Why CMRsim?#
1. Flexible Integration of Motion in MR-simulations#
The cmrsim framework implements a concisely defined interface to include motion into simulations. For Bloch-simulations, an independent trajectory module that implements the function to increment the particle position for a certain time step is everything you need. Implementations for e.g. Flow and cardiac mesh contractions are provided. Extending these functionalities can be achieved independently from other simulation components. The default mode for analytic simulations is to precompute the motion before evaluating the signal module. If the number of material points is too large for complete pre-computation the motion evaluation can easily be included into the data stream, by using the tf.data.Dataset API.
2. Modern Tech-Stack#
GPU - acceleration, driver compatibility, graphical user-interface and 3D-mesh handling is not managed by the cmrsim package, but it uses existing solutions like TensorFlow2, Jupyter-Lab + Widgets and pyvista. This way, the maintenance overhead is reduced while also allowing for presenting fixed experiments with interactive user input. Furthermore, all software dependencies are open source and therefore perfectly suited for the research context.

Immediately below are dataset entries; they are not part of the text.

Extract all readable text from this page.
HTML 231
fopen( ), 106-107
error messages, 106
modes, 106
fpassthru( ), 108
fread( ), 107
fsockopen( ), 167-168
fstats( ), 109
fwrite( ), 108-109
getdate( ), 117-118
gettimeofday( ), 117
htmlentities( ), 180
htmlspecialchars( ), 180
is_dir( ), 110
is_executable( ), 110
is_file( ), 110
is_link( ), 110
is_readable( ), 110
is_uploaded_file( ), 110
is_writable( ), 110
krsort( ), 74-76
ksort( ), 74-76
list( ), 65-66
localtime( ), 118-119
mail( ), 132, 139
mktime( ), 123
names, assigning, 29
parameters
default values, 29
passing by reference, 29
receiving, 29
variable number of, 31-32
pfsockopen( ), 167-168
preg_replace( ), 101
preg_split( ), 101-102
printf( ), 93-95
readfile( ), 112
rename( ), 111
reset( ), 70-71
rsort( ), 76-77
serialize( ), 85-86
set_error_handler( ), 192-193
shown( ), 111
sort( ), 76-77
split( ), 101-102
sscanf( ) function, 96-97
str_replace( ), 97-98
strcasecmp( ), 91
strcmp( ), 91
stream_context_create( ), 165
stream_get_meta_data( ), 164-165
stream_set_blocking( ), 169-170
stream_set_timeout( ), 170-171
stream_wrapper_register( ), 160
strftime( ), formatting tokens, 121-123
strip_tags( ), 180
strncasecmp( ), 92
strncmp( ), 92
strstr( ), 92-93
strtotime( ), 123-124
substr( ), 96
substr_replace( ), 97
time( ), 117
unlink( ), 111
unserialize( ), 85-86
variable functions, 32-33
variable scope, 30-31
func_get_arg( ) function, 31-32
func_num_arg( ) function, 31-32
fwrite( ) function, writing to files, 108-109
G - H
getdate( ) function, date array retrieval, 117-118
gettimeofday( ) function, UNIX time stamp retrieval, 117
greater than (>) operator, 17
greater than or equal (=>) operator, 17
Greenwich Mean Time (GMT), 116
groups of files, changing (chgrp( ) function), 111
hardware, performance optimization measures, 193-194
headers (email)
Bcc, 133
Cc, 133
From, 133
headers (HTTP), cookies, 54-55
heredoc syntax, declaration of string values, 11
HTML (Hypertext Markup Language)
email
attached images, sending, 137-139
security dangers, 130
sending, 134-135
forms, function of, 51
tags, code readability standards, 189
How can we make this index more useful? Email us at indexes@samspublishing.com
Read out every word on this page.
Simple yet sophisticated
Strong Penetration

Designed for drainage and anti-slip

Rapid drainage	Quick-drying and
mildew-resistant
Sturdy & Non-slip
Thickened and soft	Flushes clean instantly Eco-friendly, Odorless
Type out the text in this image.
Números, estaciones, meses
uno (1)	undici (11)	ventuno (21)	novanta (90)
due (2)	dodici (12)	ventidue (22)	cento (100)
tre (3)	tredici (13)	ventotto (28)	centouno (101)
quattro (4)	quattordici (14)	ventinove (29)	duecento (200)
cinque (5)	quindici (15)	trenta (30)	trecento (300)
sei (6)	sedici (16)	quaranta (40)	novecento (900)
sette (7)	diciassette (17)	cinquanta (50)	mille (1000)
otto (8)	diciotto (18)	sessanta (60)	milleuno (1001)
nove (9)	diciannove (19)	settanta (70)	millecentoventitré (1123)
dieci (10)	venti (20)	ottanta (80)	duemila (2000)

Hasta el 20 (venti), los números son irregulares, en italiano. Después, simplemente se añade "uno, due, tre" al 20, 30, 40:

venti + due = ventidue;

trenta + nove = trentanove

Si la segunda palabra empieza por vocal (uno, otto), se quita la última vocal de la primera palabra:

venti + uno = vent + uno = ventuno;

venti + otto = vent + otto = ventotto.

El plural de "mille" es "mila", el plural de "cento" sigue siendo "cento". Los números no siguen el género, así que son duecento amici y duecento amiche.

3. Native Integration of Machine-Learning#
All computationally demanding operation are written, using the Tensorflow python API. Furthermore, the overall software architecture is truly modular. This enables replacing certain computations, like motion with network-based approximations for potential speed-up. Also, using the simulation output to test deep-learning algorithms for reconstruction or even using the simulator as training environment in re-enforcement learning setups is less complicated.
3. Documentation, Unit-testing & Code#
CMRsim offers a extensive documentation to the presented functionality and a structured display of the underlying assumption. Also, the project contains unit-tests to ensure the correctness for the stated assumption and reduce the risk of unintentionally breaking compatibility on extending the package. The tests are run before every merge into the main version including a coverage report and a proper versioning is established. Finally, the written code aims at following the PEP styling guide-lines, which is evaluated by PyLint.